Valuing the work of childcare

Do we really value those who care for kids?

It is 6 a.m. and I am hustling about trying to get everything set for my busy workday. There is too much to do before the 7 a.m. official opening of my doors for business, but I am filled with excitement and anticipation. For the last 17 years, I have been a licensed family childcare provider. 

For me, success is ever changing. Some days, it’s teaching a 5-year-old to read or coaching a toddler to say, “I’m mad!” instead of hitting. Other days, it’s cleaning up the kitchen four times, changing a dozen diapers, plunging the toilet, calming the crying children, coaching the uncertain parent, finding energy to care for my own children and starting the cycle all over again early the next day. Overall, providing quality childcare one day at a time is a success. 

Within the first year of operation, I was making slightly more money than after three years of teaching at a preschool. I also had the satisfaction of working for myself. I became one of the first childcare homes in the state of Minnesota to be accredited by the National Association of Family Child Care. 
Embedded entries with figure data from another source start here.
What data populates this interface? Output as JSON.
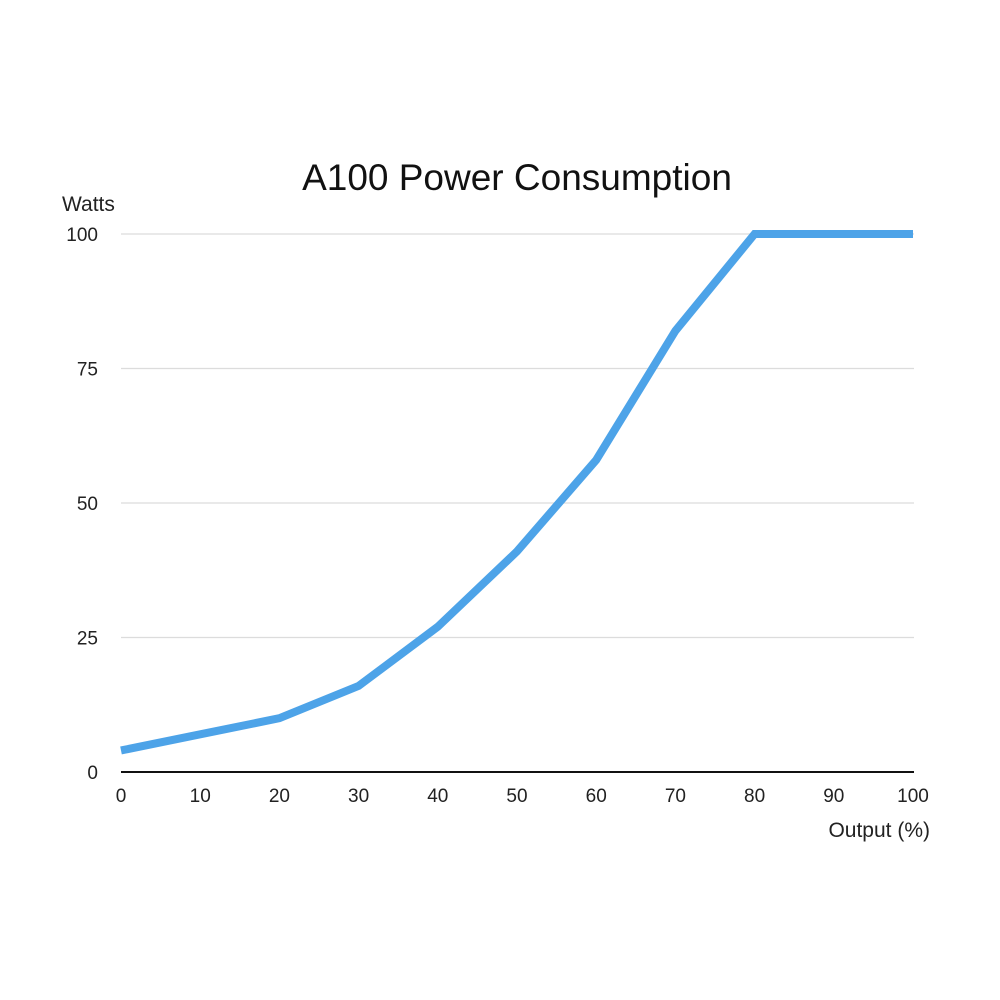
{
  "chart_data": {
    "type": "line",
    "title": "A100 Power Consumption",
    "xlabel": "Output (%)",
    "ylabel": "Watts",
    "x": [
      0,
      10,
      20,
      30,
      40,
      50,
      60,
      70,
      80,
      90,
      100
    ],
    "series": [
      {
        "values": [
          4,
          7,
          10,
          16,
          27,
          41,
          58,
          82,
          100,
          100,
          100
        ],
        "color": "#4da3e8"
      }
    ],
    "xlim": [
      0,
      100
    ],
    "ylim": [
      0,
      100
    ],
    "xticks": [
      "0",
      "10",
      "20",
      "30",
      "40",
      "50",
      "60",
      "70",
      "80",
      "90",
      "100"
    ],
    "yticks": [
      "0",
      "25",
      "50",
      "75",
      "100"
    ],
    "grid": "horizontal",
    "legend": "none"
  }
}
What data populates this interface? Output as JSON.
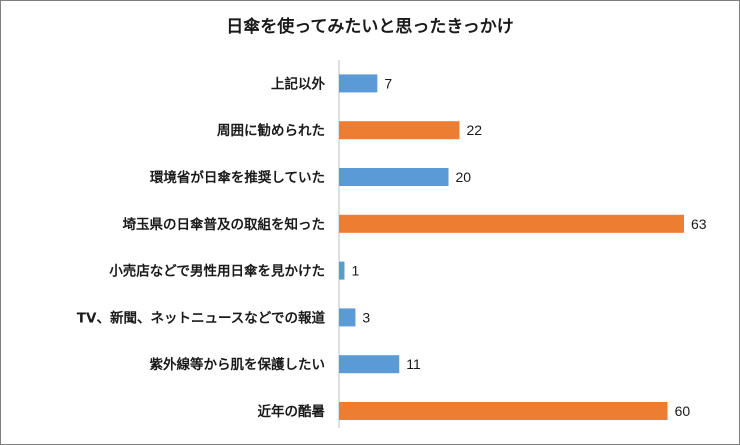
{
  "chart_data": {
    "type": "bar",
    "orientation": "horizontal",
    "title": "日傘を使ってみたいと思ったきっかけ",
    "categories": [
      "上記以外",
      "周囲に勧められた",
      "環境省が日傘を推奨していた",
      "埼玉県の日傘普及の取組を知った",
      "小売店などで男性用日傘を見かけた",
      "TV、新聞、ネットニュースなどでの報道",
      "紫外線等から肌を保護したい",
      "近年の酷暑"
    ],
    "values": [
      7,
      22,
      20,
      63,
      1,
      3,
      11,
      60
    ],
    "colors": [
      "#5b9bd5",
      "#ed7d31",
      "#5b9bd5",
      "#ed7d31",
      "#5b9bd5",
      "#5b9bd5",
      "#5b9bd5",
      "#ed7d31"
    ],
    "xlim": [
      0,
      65
    ],
    "grid": false,
    "legend": "none"
  }
}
The financial rewards quickly leveled off. Unlike most professions where hard work, professional accomplishments, experience and continuing education are rewarded with pay increases, childcare has limited financial rewards. Like most childcare professionals, I am underpaid. My clients appreciate my work. But to offer the high standard of care children need, I limit my care to 10 children and a maximum of 50 hours per week. I could make more money by charging a higher rate, but most of my families could not afford that, and I believe all children, not only those from wealthy families, deserve the best care possible. 

Despite my accomplishments and personal satisfaction in knowing that my work is important, I feel a twinge of jealousy that schoolteachers make two to three times what I do. I get paid almost four times as much teaching classes to other providers as I do teaching children. After 20 years in this field, I am still fighting a culture that says it values children, but does not financially reward those who care for them. 

I am blessed with a family that values my work. My husband’s work provides our family with health insurance and an income that allows me to continue my work. And for me, being with my children while they were young, and seeing my clients’ children grow and thrive, has been worth much more than the income I could earn in another job. 


Gloria Deziel is a family childcare provider and childcare consultant in Woodbury.